Iwahashi Hidehiko, Tashiro Tadashi, Morishige Noritsugu, Hayashida Yoshio, Takeuchi Kazuma, Ito Nobuhisa, Teshima Hideki, Kuwahara Go
Department of Cardiovascular Surgery, Fukuoka University School of Medicine, Fukuoka, Japan.
Ann Thorac Surg. 2007 Nov;84(5):1504-7. doi: 10.1016/j.athoracsur.2007.06.006.
We evaluated the effectiveness of a new thermal coronary angiogram system using intraoperative imaging with an infrared camera for coronary artery bypass grafting.

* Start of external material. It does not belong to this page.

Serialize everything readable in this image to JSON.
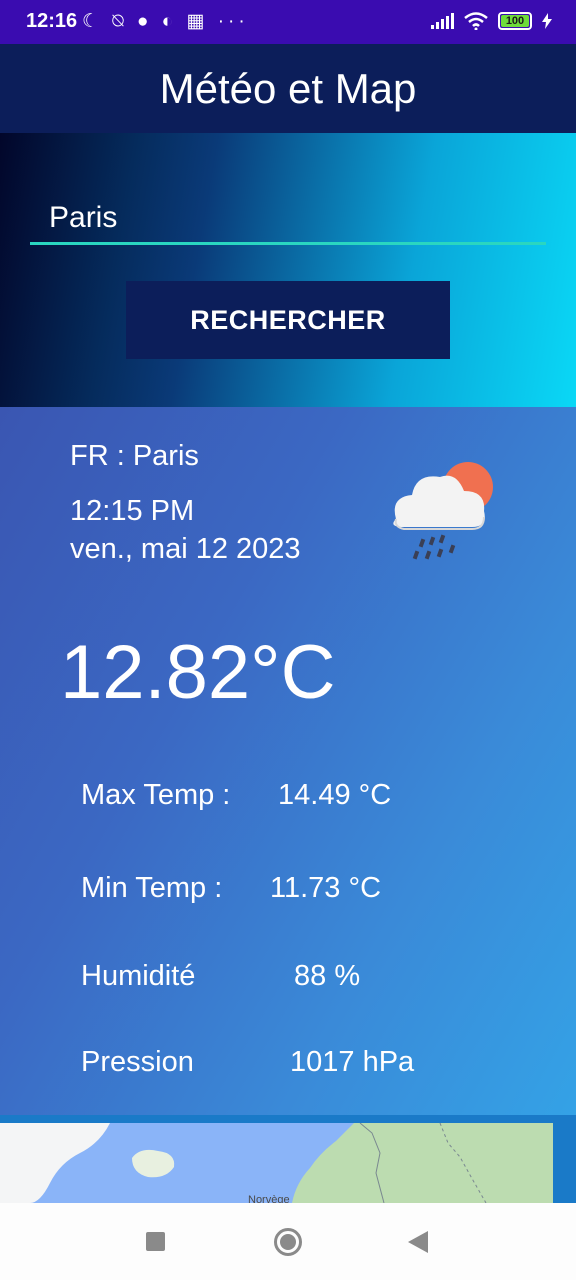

The thermal coronary angiograms of 51 patients who underwent a total of 107 coronary artery bypass grafts were evaluated. Thermal coronary angiograms were obtained after completing distal anastomoses by the injection of cold saline solution into the vein grafts or free arterial grafts or by reperfusion with warmer blood in the internal thoracic artery grafts. Temperature differences of greater than 0.1 degrees C between the injectant and the epimyocardium resulted in high-contrast images.
Thermal coronary angiograms were obtained from 107 coronary artery bypass grafts; 103 grafts were patent (96.3%), and 2 internal thoracic artery grafts were occluded. After reanastomoses, thermal coronary angiograms were again obtained, and all grafts appeared to be patent. Four grafts did not clearly show hemokinesis because of an intramyocardial segment or circumferential fat surrounding the artery.

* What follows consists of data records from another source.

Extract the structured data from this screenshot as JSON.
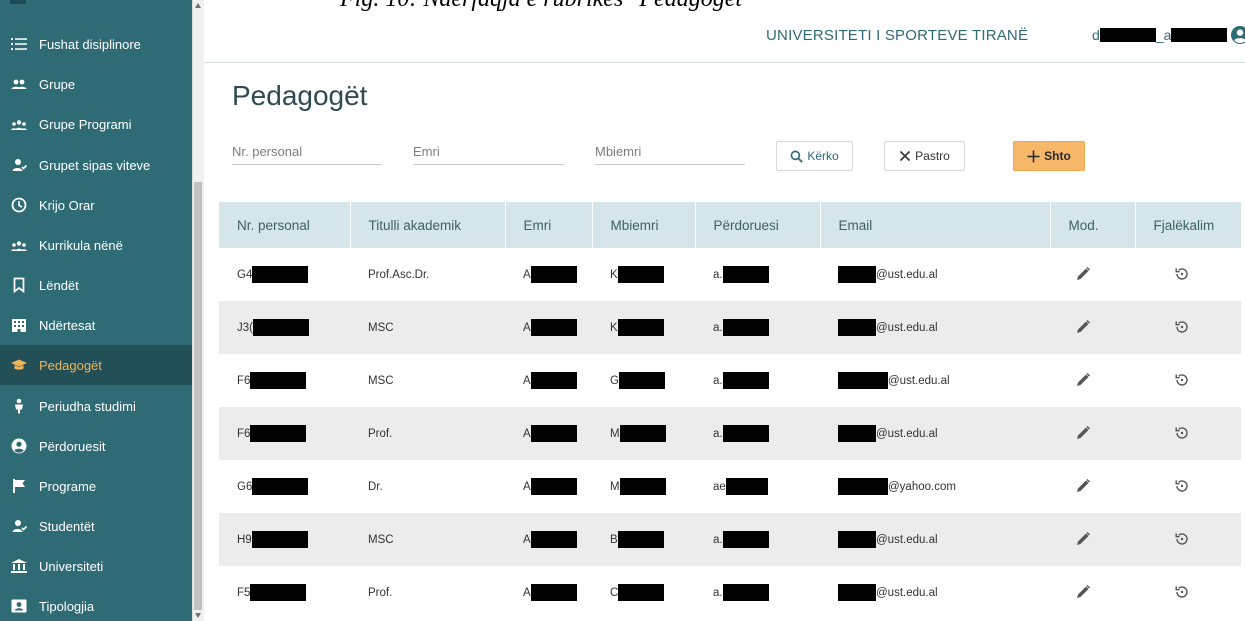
{
  "caption": "Fig. 10: Ndërfaqja e rubrikës \"Pedagogët\"",
  "sidebar": {
    "items": [
      {
        "label": "Fushat disiplinore",
        "icon": "list-icon"
      },
      {
        "label": "Grupe",
        "icon": "group-icon"
      },
      {
        "label": "Grupe Programi",
        "icon": "group-program-icon"
      },
      {
        "label": "Grupet sipas viteve",
        "icon": "user-year-icon"
      },
      {
        "label": "Krijo Orar",
        "icon": "clock-icon"
      },
      {
        "label": "Kurrikula nënë",
        "icon": "group-program-icon"
      },
      {
        "label": "Lëndët",
        "icon": "bookmark-icon"
      },
      {
        "label": "Ndërtesat",
        "icon": "building-icon"
      },
      {
        "label": "Pedagogët",
        "icon": "graduation-cap-icon",
        "active": true
      },
      {
        "label": "Periudha studimi",
        "icon": "person-icon"
      },
      {
        "label": "Përdoruesit",
        "icon": "user-circle-icon"
      },
      {
        "label": "Programe",
        "icon": "flag-icon"
      },
      {
        "label": "Studentët",
        "icon": "user-year-icon"
      },
      {
        "label": "Universiteti",
        "icon": "university-icon"
      },
      {
        "label": "Tipologjia",
        "icon": "id-card-icon"
      }
    ]
  },
  "header": {
    "university": "UNIVERSITETI I SPORTEVE TIRANË",
    "user_prefix": "d",
    "user_mid": "_a"
  },
  "page": {
    "title": "Pedagogët"
  },
  "filters": {
    "nr_personal_placeholder": "Nr. personal",
    "emri_placeholder": "Emri",
    "mbiemri_placeholder": "Mbiemri"
  },
  "buttons": {
    "search": "Kërko",
    "clear": "Pastro",
    "add": "Shto"
  },
  "table": {
    "columns": [
      "Nr. personal",
      "Titulli akademik",
      "Emri",
      "Mbiemri",
      "Përdoruesi",
      "Email",
      "Mod.",
      "Fjalëkalim"
    ],
    "rows": [
      {
        "nr": "G4",
        "title": "Prof.Asc.Dr.",
        "emri": "A",
        "mbiemri": "K",
        "user": "a.",
        "email": "@ust.edu.al"
      },
      {
        "nr": "J3(",
        "title": "MSC",
        "emri": "A",
        "mbiemri": "K",
        "user": "a.",
        "email": "@ust.edu.al"
      },
      {
        "nr": "F6",
        "title": "MSC",
        "emri": "A",
        "mbiemri": "G",
        "user": "a.",
        "email": "@ust.edu.al"
      },
      {
        "nr": "F6",
        "title": "Prof.",
        "emri": "A",
        "mbiemri": "M",
        "user": "a.",
        "email": "@ust.edu.al"
      },
      {
        "nr": "G6",
        "title": "Dr.",
        "emri": "A",
        "mbiemri": "M",
        "user": "ae",
        "email": "@yahoo.com"
      },
      {
        "nr": "H9",
        "title": "MSC",
        "emri": "A",
        "mbiemri": "B",
        "user": "a.",
        "email": "@ust.edu.al"
      },
      {
        "nr": "F5",
        "title": "Prof.",
        "emri": "A",
        "mbiemri": "C",
        "user": "a.",
        "email": "@ust.edu.al"
      }
    ]
  },
  "colors": {
    "sidebar": "#2f6b75",
    "sidebar_active": "#234f57",
    "active_text": "#f0b45a",
    "header_bg": "#d4e6ea",
    "add_button": "#f7b768"
  }
}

Thermal coronary angiograms cannot show hemokinesis clearly in cases with an intramyocardial arterial segment or in patients in whom the grafts are surrounded by fat. Therefore, thermal coronary angiograms are considered to play a valuable role in confirming the success or failure of myocardium revascularization because this diagnostic modality does not interfere with the surgical procedures, is noninvasive, and can be both quickly and easily performed.
我们评估了一种新型热冠状动脉造影系统在冠状动脉旁路移植术中使用红外相机进行术中成像的有效性。

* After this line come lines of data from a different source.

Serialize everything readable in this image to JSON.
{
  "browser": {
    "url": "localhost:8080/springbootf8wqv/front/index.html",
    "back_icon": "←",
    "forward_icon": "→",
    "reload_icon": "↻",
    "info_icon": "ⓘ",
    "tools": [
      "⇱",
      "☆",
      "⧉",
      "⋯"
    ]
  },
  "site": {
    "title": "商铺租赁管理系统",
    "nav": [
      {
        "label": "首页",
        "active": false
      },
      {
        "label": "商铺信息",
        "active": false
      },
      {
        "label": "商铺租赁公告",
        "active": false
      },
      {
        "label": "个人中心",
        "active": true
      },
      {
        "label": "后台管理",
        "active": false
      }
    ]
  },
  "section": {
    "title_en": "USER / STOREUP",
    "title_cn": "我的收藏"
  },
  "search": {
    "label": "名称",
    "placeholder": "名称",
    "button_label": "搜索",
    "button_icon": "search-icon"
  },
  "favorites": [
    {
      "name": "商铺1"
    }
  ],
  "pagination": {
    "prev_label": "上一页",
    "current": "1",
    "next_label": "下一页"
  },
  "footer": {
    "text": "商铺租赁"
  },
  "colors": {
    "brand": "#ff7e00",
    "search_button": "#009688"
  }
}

对51例行总计107次冠状动脉旁路移植术的患者的热冠状动脉造影进行了评估。在完成远端吻合后,通过向静脉移植物或游离动脉移植物中注入冷盐水溶液,或通过胸廓内动脉移植物中用温热血液再灌注来获得热冠状动脉造影。注入剂与心外膜之间的温差大于0.1摄氏度会产生高对比度图像。
从107次冠状动脉旁路移植术中获得了热冠状动脉造影;103根移植物通畅(96.3%),2根胸廓内动脉移植物闭塞。重新吻合后,再次获得热冠状动脉造影,所有移植物似乎都通畅。由于动脉周围的心肌内段或环形脂肪,4根移植物未清晰显示血流动力学。
在存在心肌内动脉段的病例或移植物被脂肪包围的患者中,热冠状动脉造影不能清晰显示血流动力学。因此,热冠状动脉造影被认为在确认心肌血运重建的成败方面发挥着重要作用,因为这种诊断方式不干扰手术操作,是非侵入性的,并且可以快速、轻松地进行。